May 05, 2025 | In The News

Published in National Review by Congressman Michael Baumgartner (WA-5)

The Middle East helped shape my career long before I came to Congress. I studied there as a young man. Later, I served in Baghdad during the surge and embedded with an Afghan counter-narcotics team in Helmand. On my first trip abroad as a member of Congress this year, I returned to Iraq, Bahrain, Qatar, and the United Arab Emirates. Some things have changed. Some haven’t. One lesson is clearer than ever: American leadership can’t be built on one-off deals or delusions of grand bargains. It takes showing up, keeping promises, and leveraging our partnerships.

In Iraq, the surge worked — but only to fix earlier mistakes. Disbanding the Iraqi army and mismanaging the occupation taught us the hard way that strategic clarity matters. In Afghanistan, I saw how poverty, corruption, and geography made grand plans for nation-building impossible. Both wars showed what happens when strategy outpaces reality: Our credibility erodes, our alliances fray, and the American people lose patience.

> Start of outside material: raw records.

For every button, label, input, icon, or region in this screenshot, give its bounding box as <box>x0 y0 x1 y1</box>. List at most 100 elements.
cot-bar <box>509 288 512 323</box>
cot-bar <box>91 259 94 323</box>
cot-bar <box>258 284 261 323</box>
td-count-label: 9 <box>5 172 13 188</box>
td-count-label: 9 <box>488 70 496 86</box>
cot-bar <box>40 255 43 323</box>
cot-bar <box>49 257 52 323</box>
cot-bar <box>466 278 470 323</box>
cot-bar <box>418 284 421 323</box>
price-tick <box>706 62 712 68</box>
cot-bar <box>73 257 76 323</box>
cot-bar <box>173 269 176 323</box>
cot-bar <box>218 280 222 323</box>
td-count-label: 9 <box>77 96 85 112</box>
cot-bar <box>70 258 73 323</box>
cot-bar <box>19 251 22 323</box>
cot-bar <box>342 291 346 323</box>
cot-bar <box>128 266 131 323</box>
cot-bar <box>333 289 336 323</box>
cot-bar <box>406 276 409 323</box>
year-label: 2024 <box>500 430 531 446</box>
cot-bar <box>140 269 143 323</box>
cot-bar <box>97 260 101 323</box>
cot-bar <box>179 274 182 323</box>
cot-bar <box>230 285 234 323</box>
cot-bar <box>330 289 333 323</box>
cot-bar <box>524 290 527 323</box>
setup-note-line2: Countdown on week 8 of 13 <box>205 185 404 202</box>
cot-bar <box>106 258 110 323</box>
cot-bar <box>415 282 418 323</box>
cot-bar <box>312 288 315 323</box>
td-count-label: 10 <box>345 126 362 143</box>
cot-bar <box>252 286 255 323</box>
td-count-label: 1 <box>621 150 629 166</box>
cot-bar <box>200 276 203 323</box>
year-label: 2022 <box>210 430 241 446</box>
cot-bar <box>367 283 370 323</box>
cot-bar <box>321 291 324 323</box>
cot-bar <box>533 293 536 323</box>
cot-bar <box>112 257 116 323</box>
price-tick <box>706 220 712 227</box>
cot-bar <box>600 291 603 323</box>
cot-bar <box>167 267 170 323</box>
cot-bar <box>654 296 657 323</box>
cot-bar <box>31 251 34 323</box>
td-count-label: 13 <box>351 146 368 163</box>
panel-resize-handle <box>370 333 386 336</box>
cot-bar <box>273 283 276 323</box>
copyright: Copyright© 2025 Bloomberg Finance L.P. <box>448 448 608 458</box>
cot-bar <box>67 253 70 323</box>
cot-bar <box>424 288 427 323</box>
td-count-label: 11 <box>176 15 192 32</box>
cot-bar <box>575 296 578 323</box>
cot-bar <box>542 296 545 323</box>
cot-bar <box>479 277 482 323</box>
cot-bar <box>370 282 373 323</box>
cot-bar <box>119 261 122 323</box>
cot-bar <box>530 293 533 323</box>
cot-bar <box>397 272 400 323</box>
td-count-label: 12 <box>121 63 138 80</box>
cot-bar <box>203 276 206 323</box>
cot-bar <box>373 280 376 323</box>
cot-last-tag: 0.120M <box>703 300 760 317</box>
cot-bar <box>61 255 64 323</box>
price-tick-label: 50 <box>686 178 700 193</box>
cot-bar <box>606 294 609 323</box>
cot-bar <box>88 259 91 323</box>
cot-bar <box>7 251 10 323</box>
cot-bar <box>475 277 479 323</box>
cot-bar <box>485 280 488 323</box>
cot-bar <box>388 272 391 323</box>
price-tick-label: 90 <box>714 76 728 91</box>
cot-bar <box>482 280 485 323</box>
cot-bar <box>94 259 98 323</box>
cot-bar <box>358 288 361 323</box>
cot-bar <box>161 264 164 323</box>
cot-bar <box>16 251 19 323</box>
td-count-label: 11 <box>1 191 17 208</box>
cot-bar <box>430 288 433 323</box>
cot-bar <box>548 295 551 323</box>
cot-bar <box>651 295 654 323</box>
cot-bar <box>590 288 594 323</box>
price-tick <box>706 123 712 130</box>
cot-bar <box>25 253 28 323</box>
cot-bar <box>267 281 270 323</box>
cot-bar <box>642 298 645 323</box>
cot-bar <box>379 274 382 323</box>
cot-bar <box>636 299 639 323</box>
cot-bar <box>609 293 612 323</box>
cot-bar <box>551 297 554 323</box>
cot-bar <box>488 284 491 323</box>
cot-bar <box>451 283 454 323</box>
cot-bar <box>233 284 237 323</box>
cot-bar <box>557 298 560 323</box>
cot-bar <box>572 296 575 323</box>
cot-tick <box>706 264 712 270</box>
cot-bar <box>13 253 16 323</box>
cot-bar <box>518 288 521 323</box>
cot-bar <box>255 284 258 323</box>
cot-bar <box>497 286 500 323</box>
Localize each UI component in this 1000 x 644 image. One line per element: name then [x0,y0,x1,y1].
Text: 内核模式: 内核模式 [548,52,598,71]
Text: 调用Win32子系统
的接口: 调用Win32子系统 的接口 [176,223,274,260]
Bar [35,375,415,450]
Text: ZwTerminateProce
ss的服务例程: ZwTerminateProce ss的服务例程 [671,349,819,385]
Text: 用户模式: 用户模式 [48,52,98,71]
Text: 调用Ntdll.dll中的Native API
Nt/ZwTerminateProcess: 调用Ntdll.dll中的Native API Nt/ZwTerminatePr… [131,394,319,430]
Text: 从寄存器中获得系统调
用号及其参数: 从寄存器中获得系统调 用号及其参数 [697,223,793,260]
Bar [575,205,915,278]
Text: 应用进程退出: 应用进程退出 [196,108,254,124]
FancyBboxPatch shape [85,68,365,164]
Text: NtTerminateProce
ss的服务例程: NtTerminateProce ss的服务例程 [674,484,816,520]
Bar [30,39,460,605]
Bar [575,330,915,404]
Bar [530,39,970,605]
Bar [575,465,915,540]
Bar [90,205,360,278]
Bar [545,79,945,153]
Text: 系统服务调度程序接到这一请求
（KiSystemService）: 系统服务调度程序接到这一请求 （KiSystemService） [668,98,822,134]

We can’t afford to forget the lessons of the past 20 years. The Iraq and Afghanistan lessons cost the lives of over 6,900 American service members and approximately $2 trillion in direct appropriations. The Middle East is still critical to our interests. China and Russia move in where we pull back. Iran’s proxies still target our ships and troops. ISIS and al-Qaeda wait for us to let down our guard. Meanwhile, Gulf states are growing economic powerhouses. If America steps away, others will fill the vacuum. Reliability in this region isn’t a slogan — it’s survival.

One place to start is fixing our Foreign Military Sales (FMS) system. As a member of the bipartisan FMS Task Force, I’ve seen partners like the UAE who pay up front wait years for critical equipment. It’s unacceptable. Modernizing FMS isn’t charity for allies — it’s about restoring American credibility as the security partner of choice.